Eventually the Union raiding party shoot and kill Belle’s oldest child, her son Caleb (Judah Lewis, who looks in his mid-teens instead of the character’s stated age of 12) after messing up her place in what seems to be gratuitous throwing their weight around (do they really think they’re going to find a Confederate fugitive literally hiding in a bread box?), since they see him coming down the stairs wearing Jasper’s spurs (a gift from Jasper earlier) and assume he’s Jasper.

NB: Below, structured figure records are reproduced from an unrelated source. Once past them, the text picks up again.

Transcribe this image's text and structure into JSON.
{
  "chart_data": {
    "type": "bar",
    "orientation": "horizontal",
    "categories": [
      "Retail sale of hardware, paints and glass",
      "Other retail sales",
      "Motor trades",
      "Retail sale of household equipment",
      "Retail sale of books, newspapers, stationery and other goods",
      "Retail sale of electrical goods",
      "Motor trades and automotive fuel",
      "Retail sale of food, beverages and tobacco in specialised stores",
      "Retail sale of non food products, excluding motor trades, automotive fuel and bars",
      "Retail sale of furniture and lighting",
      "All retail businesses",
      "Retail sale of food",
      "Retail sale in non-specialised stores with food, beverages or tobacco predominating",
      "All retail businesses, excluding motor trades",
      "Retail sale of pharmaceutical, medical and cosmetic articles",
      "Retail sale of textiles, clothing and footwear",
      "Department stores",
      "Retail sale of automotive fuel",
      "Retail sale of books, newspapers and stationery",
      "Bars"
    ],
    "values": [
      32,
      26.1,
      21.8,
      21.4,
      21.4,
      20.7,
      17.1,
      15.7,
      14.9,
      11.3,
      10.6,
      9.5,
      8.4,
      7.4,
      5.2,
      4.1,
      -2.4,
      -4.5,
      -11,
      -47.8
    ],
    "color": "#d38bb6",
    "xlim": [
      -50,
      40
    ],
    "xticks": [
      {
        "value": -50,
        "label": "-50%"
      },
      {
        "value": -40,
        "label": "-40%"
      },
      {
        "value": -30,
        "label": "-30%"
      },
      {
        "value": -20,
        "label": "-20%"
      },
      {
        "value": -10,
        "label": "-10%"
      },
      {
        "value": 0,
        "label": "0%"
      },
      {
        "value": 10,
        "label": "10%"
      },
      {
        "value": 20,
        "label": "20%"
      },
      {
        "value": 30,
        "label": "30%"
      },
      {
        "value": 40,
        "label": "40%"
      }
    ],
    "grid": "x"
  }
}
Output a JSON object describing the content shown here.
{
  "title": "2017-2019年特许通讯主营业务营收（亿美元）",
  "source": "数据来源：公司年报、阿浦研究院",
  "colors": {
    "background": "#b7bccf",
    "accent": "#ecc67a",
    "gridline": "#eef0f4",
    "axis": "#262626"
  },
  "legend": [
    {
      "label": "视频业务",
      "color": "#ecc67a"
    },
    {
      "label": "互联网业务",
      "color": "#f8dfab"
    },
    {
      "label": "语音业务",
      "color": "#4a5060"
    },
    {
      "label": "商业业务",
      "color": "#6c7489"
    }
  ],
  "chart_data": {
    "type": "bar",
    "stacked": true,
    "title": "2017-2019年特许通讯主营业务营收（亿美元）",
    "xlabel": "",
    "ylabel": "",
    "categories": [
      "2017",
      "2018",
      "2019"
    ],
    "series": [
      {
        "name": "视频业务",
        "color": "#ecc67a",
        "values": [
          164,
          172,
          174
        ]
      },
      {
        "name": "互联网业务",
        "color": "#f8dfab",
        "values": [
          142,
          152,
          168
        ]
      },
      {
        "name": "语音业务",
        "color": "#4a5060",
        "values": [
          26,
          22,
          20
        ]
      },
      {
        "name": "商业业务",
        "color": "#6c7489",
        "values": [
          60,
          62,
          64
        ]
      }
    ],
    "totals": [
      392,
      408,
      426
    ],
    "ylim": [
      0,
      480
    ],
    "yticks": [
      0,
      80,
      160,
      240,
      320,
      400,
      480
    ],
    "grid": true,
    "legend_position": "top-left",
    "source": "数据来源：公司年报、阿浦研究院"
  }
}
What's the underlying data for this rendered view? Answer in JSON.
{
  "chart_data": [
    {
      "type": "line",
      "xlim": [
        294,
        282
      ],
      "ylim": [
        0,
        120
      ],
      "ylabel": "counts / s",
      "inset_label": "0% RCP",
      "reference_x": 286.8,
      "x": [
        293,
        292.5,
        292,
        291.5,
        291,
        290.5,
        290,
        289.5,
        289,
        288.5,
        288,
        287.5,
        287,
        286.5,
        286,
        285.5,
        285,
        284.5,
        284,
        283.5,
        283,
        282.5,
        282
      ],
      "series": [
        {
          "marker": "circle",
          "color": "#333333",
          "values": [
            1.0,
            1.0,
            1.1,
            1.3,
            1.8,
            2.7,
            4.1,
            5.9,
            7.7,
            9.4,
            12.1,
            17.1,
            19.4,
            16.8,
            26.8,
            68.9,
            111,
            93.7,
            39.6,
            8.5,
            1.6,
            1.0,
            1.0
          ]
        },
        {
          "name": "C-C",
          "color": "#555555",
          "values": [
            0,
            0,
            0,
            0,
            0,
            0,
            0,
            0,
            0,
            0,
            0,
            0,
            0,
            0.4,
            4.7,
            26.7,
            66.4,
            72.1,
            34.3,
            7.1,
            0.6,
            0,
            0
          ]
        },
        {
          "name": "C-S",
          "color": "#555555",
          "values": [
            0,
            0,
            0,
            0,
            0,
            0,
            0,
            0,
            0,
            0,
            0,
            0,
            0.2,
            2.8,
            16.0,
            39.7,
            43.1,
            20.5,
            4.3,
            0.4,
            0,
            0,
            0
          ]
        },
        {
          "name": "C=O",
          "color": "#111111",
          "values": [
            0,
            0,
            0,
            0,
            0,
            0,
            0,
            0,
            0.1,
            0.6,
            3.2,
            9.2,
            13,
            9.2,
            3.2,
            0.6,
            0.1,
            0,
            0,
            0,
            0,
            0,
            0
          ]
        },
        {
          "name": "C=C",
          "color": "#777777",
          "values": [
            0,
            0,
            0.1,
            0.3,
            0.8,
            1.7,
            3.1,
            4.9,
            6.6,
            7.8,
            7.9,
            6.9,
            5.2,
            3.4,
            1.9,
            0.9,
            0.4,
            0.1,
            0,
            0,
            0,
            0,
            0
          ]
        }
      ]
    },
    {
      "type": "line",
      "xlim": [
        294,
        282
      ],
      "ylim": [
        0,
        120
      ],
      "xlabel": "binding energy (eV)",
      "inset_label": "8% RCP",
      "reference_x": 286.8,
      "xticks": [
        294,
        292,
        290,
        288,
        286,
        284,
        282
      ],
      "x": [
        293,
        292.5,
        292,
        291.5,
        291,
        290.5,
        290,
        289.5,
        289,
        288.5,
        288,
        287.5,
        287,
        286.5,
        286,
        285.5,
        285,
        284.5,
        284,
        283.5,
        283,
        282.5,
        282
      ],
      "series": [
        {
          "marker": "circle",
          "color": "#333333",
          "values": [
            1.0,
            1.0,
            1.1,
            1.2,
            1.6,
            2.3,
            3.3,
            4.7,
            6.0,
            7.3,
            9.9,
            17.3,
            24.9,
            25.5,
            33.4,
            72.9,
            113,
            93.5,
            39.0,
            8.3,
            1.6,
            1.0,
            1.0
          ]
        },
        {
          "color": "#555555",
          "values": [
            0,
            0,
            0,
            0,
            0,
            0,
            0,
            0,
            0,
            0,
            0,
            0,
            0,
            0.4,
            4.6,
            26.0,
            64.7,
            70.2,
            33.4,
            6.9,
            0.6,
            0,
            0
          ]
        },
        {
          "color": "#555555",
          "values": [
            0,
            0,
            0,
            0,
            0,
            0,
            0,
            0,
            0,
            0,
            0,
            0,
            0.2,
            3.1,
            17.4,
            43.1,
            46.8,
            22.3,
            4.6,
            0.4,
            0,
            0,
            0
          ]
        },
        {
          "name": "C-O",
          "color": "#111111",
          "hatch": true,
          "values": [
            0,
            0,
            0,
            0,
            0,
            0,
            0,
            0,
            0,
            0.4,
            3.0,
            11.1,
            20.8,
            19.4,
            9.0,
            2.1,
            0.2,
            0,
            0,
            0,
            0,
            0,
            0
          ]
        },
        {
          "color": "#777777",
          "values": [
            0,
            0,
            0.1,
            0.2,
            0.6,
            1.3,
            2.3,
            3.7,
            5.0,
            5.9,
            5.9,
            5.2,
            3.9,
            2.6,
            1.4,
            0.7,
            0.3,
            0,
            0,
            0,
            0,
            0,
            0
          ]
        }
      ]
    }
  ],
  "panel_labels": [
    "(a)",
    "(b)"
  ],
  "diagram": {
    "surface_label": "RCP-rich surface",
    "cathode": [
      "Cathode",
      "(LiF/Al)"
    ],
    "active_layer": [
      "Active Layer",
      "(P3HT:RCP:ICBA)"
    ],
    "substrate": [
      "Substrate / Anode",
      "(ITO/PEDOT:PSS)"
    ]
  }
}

This propels Belle into seeking her revenge against the Crawfords by joining the Confederates’ plan to rob their bank — which she insists will happen her way, by having the local pro-Southern whores steal the Crawfords’ keys long enough for Kessie to make impressions and then having the robbers tunnel through the nearby saloon/whorehouse (where on the night of the robbery there’s a colossal distraction as both Union and Confederate forces seek to use the bar — and presumably the whores as well — and they confront each other, with the Confederates holding forth with “Dixie” until the Union commander holds a gun to the bar pianist’s head and forces him to play “The Battle Hymn of the Republic” — obviously Sparks and Carter modeled this preposterous scene on the famous “Marseillaise” sequence in Casablanca and fell far, far short of their model) so they can break into the bank, open the vault, steal the money and sneak out again in the cover of darkness with no one the wiser and no one getting killed or needing to fire a gun. Only Cordelia Crawford catches on because at the last minute she has the vault changed from a key lock to a combination, and just in case the robbers get in anyway (and guess who figures it out? It’s Kassie, a.k.a. Superblack, who teaches herself safe-cracking in the nick of time; in case you’re wondering why she’s helping the Confederates it’s because she’s hoping that her share of the bank loot will be enough to buy her whole family’s legal freedom) she stations Ben Crawford with a gun behind the vault to shoot anyone who breaks in. But it’s the robbers who get the first shot and Ben falls dead — which leaves Belle in a stew of mixed loyalties since he’s the brother of the man who killed her son, but he’s also the boyfriend of her sister and he’s risked his life to help fugitive slaves escape. (I’ll say one thing for Deliverance Creek: it’s one U.S. Civil War movie that says unambiguously that slavery was bad.)

Deliverance Creek seems less like a self-contained movie and more like the opening chapter of a serial — it ends pretty inconclusively, with the Confederates getting the bank loot out of town by hiding it in wooden coffins ostensibly containing the bodies of smallpox victims and Belle left alone on the farm with her two remaining kids, the ex-boyfriend who was actually Caleb’s father even though her own dad forced her to marry someone else (and who, of course, still wants her) and a bunch of Union soldiers sniffing around her place because she was wearing a chain with a ring through it around her neck, and director Amiel cuts ominously from a Union soldier finding it at the scene of the robbery (ah, a Clue!) to Belle feeling around her neck and discovering it missing. Deliverance Creek might actually work as a series — at least the hour-long format of conventional episodic television would force Sparks and whatever writers are assisting (or ghosting for) him on this project to confine themselves to one or, at most, two storylines per episode — but as a stand-alone TV-movie it’s a woeful failure, giving us not only way too many plot lines to follow but nobody (aside from Kessie) to root for. It’s nice to be reminded that the Civil War was a morally ambiguous struggle when it was occurring and people took up arms for one side or the other for reasons that had little to do with the legitimacy or illegitimacy of the South’s “peculiar institution” and the “states’ rights” dogma the Southerners came up with to justify it — and even the people who were doing the “right” thing by our modern-day standards were often doing it for personal or financial reasons that blow the whole image of the Civil War as a brutal struggle fought over High Moral Principles. But one would think that artists as different as Bruce Catton and Ken Burns (from whose Civil War documentary the makers of Deliverance Creek copied the gimmick of having a scratchy solo violin be their main musical instrument) had made that point already!